HER: *giggling* I burnt myself getting pizza rolls out of the oven
HIM: *touching a scar on her arm* And this one?
HER: pizza rolls
HIM: What about—
HER: I dunno what to tell you, bud. They’re all gonna be pizza rolls.
Whenever I see a good looking firefighter, I stop, drop, and roll, so he knows I’m knowledgeable about fire safety.
“I know you! You were one of the bad guys in Titanic!” I yelled at the ocean, who ignored me like most celebrities.
The hardest part about Halloween dinner is the buttering of the candy corn.
Him: I like a woman with a healthy appetite
Me (acing this date):
I am fed up with all these incest jokes about us Kentuckians. It’s offensive to me as well as Uncle Dad.
*tosses incriminating letter into the fireplace*
ME: will someone please light a fire in this fireplace
It could be worse. Those could be the two guys running for president
Health level: my credit card company called me about fraud because I bought a vegetable.
I don’t mean to brag but my stalker has OCD so he trims my bushes while he’s hiding in them waiting for me to get home.

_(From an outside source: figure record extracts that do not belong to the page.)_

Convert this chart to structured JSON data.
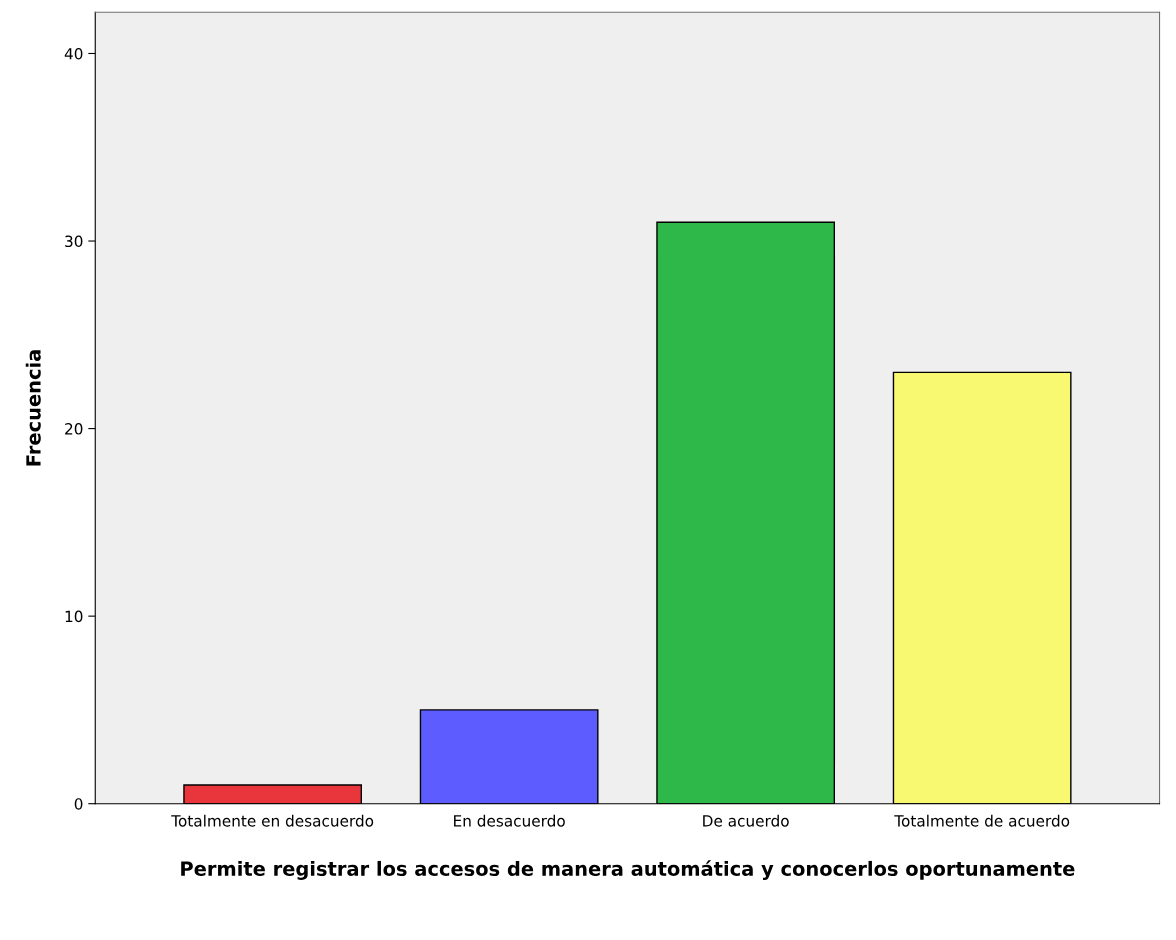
{
  "chart_data": {
    "type": "bar",
    "xlabel": "Permite registrar los accesos de manera automática y conocerlos oportunamente",
    "ylabel": "Frecuencia",
    "categories": [
      "Totalmente en desacuerdo",
      "En desacuerdo",
      "De acuerdo",
      "Totalmente de acuerdo"
    ],
    "values": [
      1,
      5,
      31,
      23
    ],
    "colors": [
      "#e8363c",
      "#5d5dff",
      "#2fb84a",
      "#f9f871"
    ],
    "ylim": [
      0,
      42.2
    ],
    "yticks": [
      0,
      10,
      20,
      30,
      40
    ],
    "grid": false
  }
}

“You use your birthdate as your password?!?! Was ‘1234’ taken?” – me, as a spy.
DETECTIVE: TELL US WHERE THE STOLEN BANK MONEY IS HIDDEN
ROBBER: Nope, but I WILL give you a series of clues
DETECTIVE: ok this sounds fun
Fact: DJs who work at radio stations playing christmas music for two months are not allowed to wear belts or shoe laces.
[texting]
Him: What’re you doing
Me: Watching a chicken strip
H: Why don’t you just eat it
M: BECAUSE SHE’S BUSY DANCING, TODD
I’m boycotting 50 Shades of Grey because it perpetuates the stereotype that men can change.

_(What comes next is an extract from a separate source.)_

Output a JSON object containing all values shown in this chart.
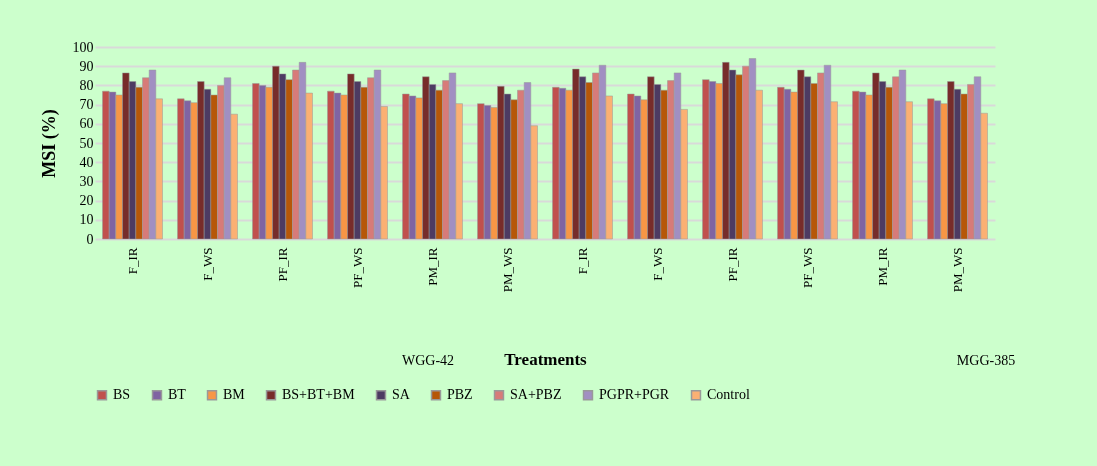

It’s been my experience that people seem a lot nicer before we get married
If I ever get remarried, I am walking down the aisle to the theme song from Jaws.
Regular gangs give you a nickname
Rich people gangs give you a Nicholas Name
The cat hair really brings out the notes of fruit and cedar doesn’t it
– Me, if you’re drinking wine at my house
who named him groot and not spruce lee
Waiter: Can I get you something to drink?
Me: just cheese dip
Waiter: ….
Me: With a straw please
Haha I love my wife. I just told her to calm down and now she’s in the backyard digging a 6 feet long hole to calm herself down. What a woman!
My husband and I called my sweet, 85-year-old grandma to tell her I got a new job.
She congratulated us, talked for a bit, and then hung up.
Later she called me to say I should open a secret bank account and never tell my husband about it.
My grandma is fierce.
How are they running out of oxygen if they’re breathing it right back into the submarine
I fell asleep listening to the Red Hot Chili Peppers and woke up illiterate.
real
In the beginning God said, “let there be light,” and my dad said, “my electric bill is going to be through the roof; do you think I’m made of money?”